Patrimoine

Patrimoine

Patrimoine historique

Le patrimoine historique de Bouillante est peu visible.
On croisera monument aux morts de la guerre, monument aux esclaves, églises et bâtiments administratifs. Sur les routes, nombreuses sont les cases en bois traditionnelles, le plus souvent à l’abandon. Quand aux habitations, restent les maisons de maîtres, toutes privées, noyées dans le paysage urbain plus moderne, ou réhabilitées. Aucune n’est ouverte au public sauf les trois maisons rénovées inscrites au patrimoine de France.

Les maisons de maître

Quatre habitations privées peuvent être visitées officiellement lors des journées du patrimoine de France :

  • L’Habitation La Lise située en bord de la route nationale et qui possède de nombreuses bâtisses industrielles, ce qui est rare en Guadeloupe.
  • L’Habitation Muscade et l’Habitation Thomas-L’Ermitage où seules subsistent les maisons de maître, entièrement rénovées à l’identique par des propriétaires motivés.
  • L’Habitation Massieux et la Grange Bello sont aussi de belles maisons de maître privées. L’Habitation Massieux est convertie en gîte et la Grange Bello propose des animations sur des thèmes de la vie des plantations de temps en temps.

Les bâtiments remarquables

Quelques bâtiments peuvent intéresser les amateurs d’architecture.

  • Les bureaux de l’Office de Tourisme du bourg de Bouillante sont installés dans une ancienne prison.
  • L’ancienne Mairie, la Maison des Ancien est une ancienne maison de bois urbaine typique.
  • L’église du bourg est assez belle pour la région bien que l’église d’origine ait disparu.
  • L’ancienne chapelle de Pigeon, située à coté de la nouvelle grande église (route de l’Anse à Sable) a été construite par l’architecte Ali Thur.
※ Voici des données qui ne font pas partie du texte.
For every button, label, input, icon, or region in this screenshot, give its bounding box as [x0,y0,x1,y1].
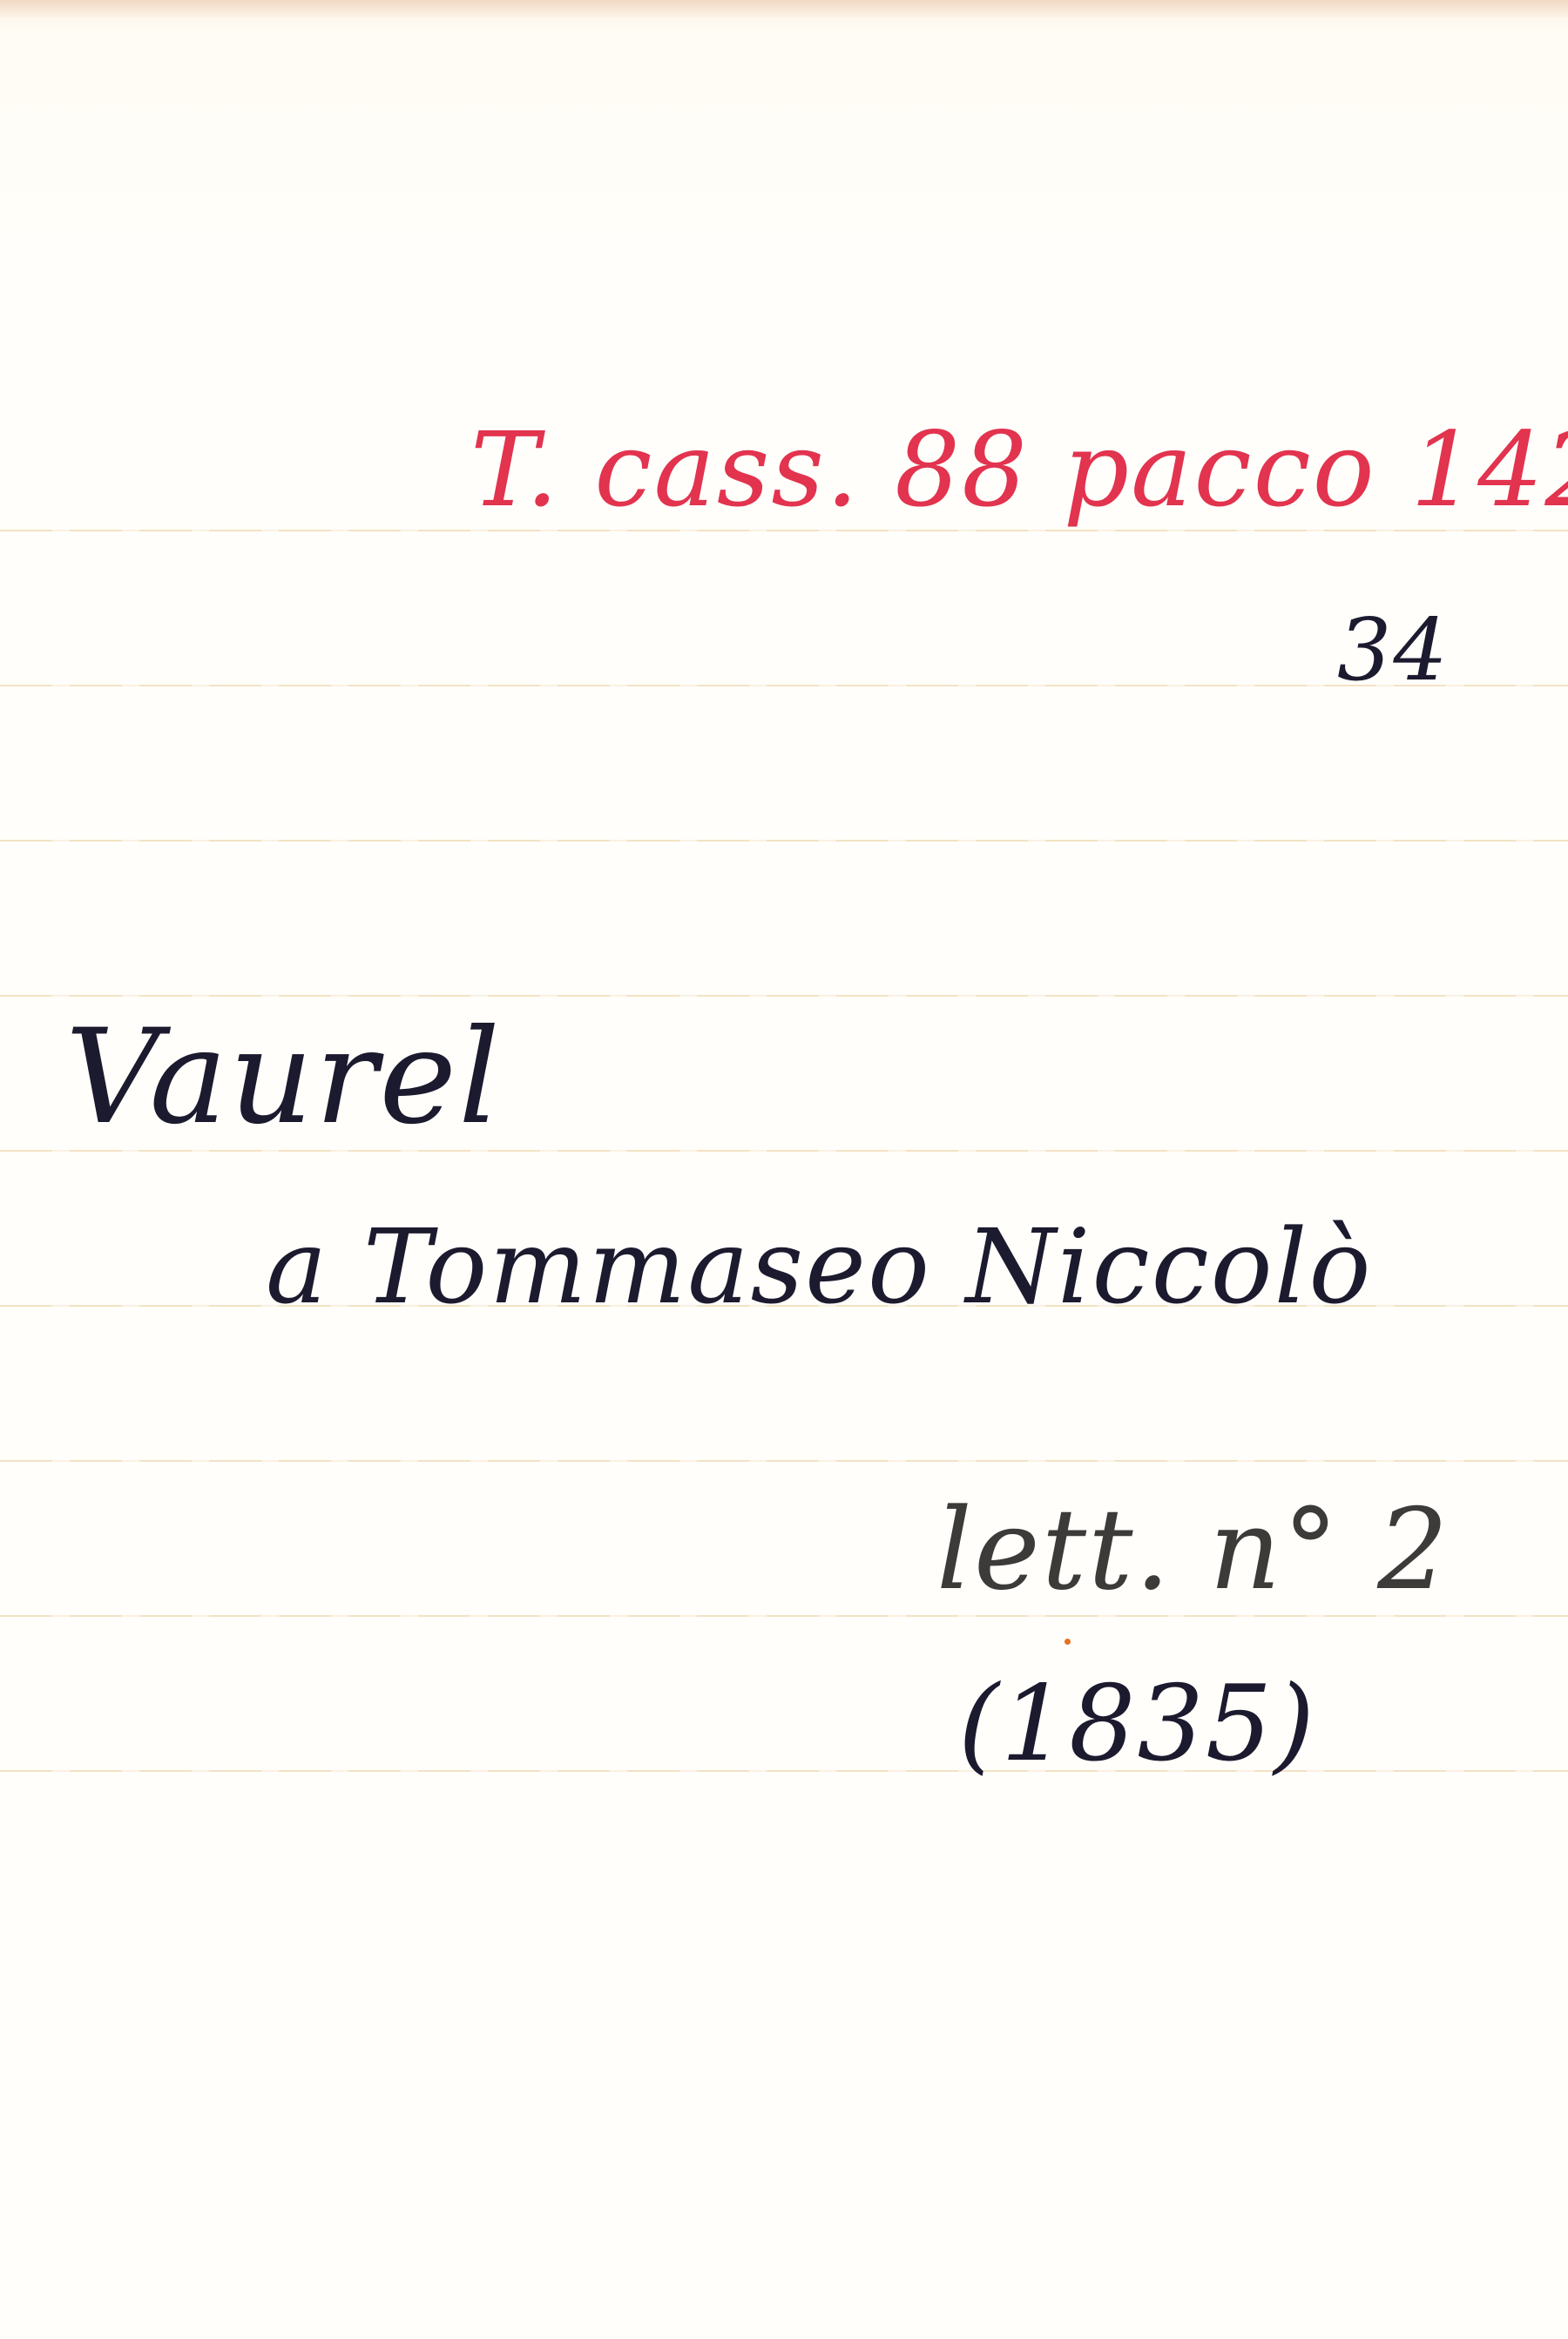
folio-number: 34 [1337,601,1450,700]
ruled-line [0,1460,1568,1462]
ruled-line [0,685,1568,686]
ruled-line [0,1615,1568,1617]
ink-speck [1064,1639,1071,1645]
shelfmark: T. cass. 88 pacco 142. [470,409,1568,530]
recipient-name: a Tommaseo Niccolò [266,1207,1373,1327]
correspondent-name: Vaurel [65,1002,502,1153]
ruled-line [0,995,1568,997]
index-card: T. cass. 88 pacco 142. 34 Vaurel a Tomma… [0,0,1568,2339]
ruled-line [0,1770,1568,1772]
letter-count: lett. n° 2 [936,1485,1450,1615]
ruled-line [0,840,1568,842]
ruled-line [0,530,1568,531]
card-top-edge [0,0,1568,19]
letter-date: (1835) [958,1664,1316,1785]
Les ruines et autres vestiges

On peut encore voir des canons de batterie de l’époque coloniale le long de la côte : à Anse à la Barque à coté du phare jaune, à la Pointe Lézarde, au dessus du bourg.
A Anse à la Barque, au fond de la cocoteraie, reste deux bassins d’une indigoterie (fabrication de la teinture d’indigo).
Derrière l’église de Pigeon subsistent quelques vestiges du presbytère et d’un mur de prison.
Devant l’église, un monument aux esclaves où siège un buste peint sur pierre de Louis Delgrès, soldat révolté contre le rétablissement de l’esclavage par Napoléon 1er.

Patrimoine culturel

Autres que les bâtiments et leurs histoires, reste la culture créole.
Ainsi, le tambour appelé Gwo Ka (Gros Quart) fabriqué en bois et peau de "cabrit créole" servait de rythme aux histoires que se racontaient les esclaves lors de leur temps libre. Aujourd’hui, le Léwoz (Les Roses) est une cérémonie musicale plus codée qui perpétue cette tradition d’histoires contées en dansant.
Certains disent même que les premiers tambours guadeloupéens auraient résonné à Bouillante.
Il reste tout de même l’un des meilleurs fabricants de Gwo Ka à Bouillante.
Plus moderne, la musique des groupes amateurs de Bouillante s’inspire aussi de la musique jamaïcaine, voire américaine.
Quant aux arts visuels, peintres et artisans de la nature viennent de Bouillante ou habitent Bouillante. Le plus célèbre peintre est surnommé Picasso, ancien gendarme, que l’on croise sur nos routes avec son sifflet, faisant semblant de faire la circulation. Nombre de ses paquebots ornent nos murs.
D’autres peintres locaux suivent ses traces ou inventent leur propre art.
Un écrivain réside aussi à Bouillante et nous fait (re)vivre les légendes de l’empire de Mû au travers d’un jeune Bouillantais.